Protein Annotation in ResNet
ResNet protein annotations are created by using only publicly available data sources. Information from public sources is compiled into a single map file in Ariadne's proprietary RNEF XML format that is then imported into ResNet database using the Pathway Studio importer.
The principal source of annotation of proteins in ResNet is EntrezGene. The EntrezGene dump is parsed to convert the irregular EntrezGene format into plain text format suitable for import into ResNet. The following EntrezGene fields are imported as ResNet attributes:
LOCUSID as LocusLink ID
ORGANISM as organism
OFFICIAL_SYMBOL as Name
OFFICIAL_GENE_NAME or PREFERRED_GENE_NAME as Description
PRODUCT, ALIAS_SYMBOL, ALIAS_PROT as Alias
NM, XM, NC, NP, XP, ASSEMBLY, CONTIG, ACCNUM as GenBank ID
HGNC ID as Hugo ID
UNIGENE as Unigene ID
SUMMARY and SUMFUNC as Note
OMIM and PHENOTYPE_ID as OMIM ID
GO: molecular function as GO Molecular Function
GO: biological process as GO Biological process
GO: cellular component as GO Cellular Component
RGD ID and MGI ID are parsed from the corresponding values of the field LINK.

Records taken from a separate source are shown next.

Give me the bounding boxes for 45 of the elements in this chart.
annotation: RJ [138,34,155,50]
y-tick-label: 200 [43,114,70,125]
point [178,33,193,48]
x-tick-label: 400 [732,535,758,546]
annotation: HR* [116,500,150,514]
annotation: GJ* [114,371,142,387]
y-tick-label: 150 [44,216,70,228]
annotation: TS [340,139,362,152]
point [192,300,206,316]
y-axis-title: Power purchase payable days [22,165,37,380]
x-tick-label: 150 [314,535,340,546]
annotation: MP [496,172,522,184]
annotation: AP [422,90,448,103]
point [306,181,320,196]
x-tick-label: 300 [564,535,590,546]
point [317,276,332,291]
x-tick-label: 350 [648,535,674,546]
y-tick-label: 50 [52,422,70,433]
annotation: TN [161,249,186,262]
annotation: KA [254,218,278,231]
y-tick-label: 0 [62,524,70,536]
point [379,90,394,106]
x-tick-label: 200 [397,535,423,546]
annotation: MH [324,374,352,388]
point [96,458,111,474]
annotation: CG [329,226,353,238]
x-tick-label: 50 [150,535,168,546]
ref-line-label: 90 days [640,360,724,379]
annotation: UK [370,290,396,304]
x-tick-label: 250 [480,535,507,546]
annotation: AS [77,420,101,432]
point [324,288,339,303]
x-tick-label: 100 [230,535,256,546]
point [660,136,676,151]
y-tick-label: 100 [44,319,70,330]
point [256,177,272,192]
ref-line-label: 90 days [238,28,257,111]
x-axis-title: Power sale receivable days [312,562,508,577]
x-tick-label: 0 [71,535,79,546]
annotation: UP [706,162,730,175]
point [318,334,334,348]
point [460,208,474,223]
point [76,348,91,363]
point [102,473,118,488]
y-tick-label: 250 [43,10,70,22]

- EntrezGene records for discontinued records are not imported.
- The following attributes from additional public sources are mapped onto an EntrezGene record using the following rules:
- Microarray IDs are mapped using EntrezGene IDs from Affymetrix and Agilent chip annotation files
- EntrezGene IDs that have been moved by NCBI staff are also imported as Locus Link ID attributes for an existing protein record
Starting from the ResNet database version 4.0, proteins will be annotated with 26 protein classes from Ariadne’s classification and cell localization attribute. Both annotations are manually curated. Proteins will also be annotated with Medline references imported from EntrezGene.
Merging protein records from different organisms
Merging is performed using the HomoloGene database, an NCBI-supported database which specifically lists the homologous genes in different organisms.
Orthologous mapping for other organisms
Orthologs for all organisms are determined by a BLAST of the proteins from the model organism against human proteins. Protein sequences are obtained from RefSeq database at NCBI. The best reciprocal orthologs are found using the global alignment similarity calculated from local BLAST alignments as described in (Ispolatov et al).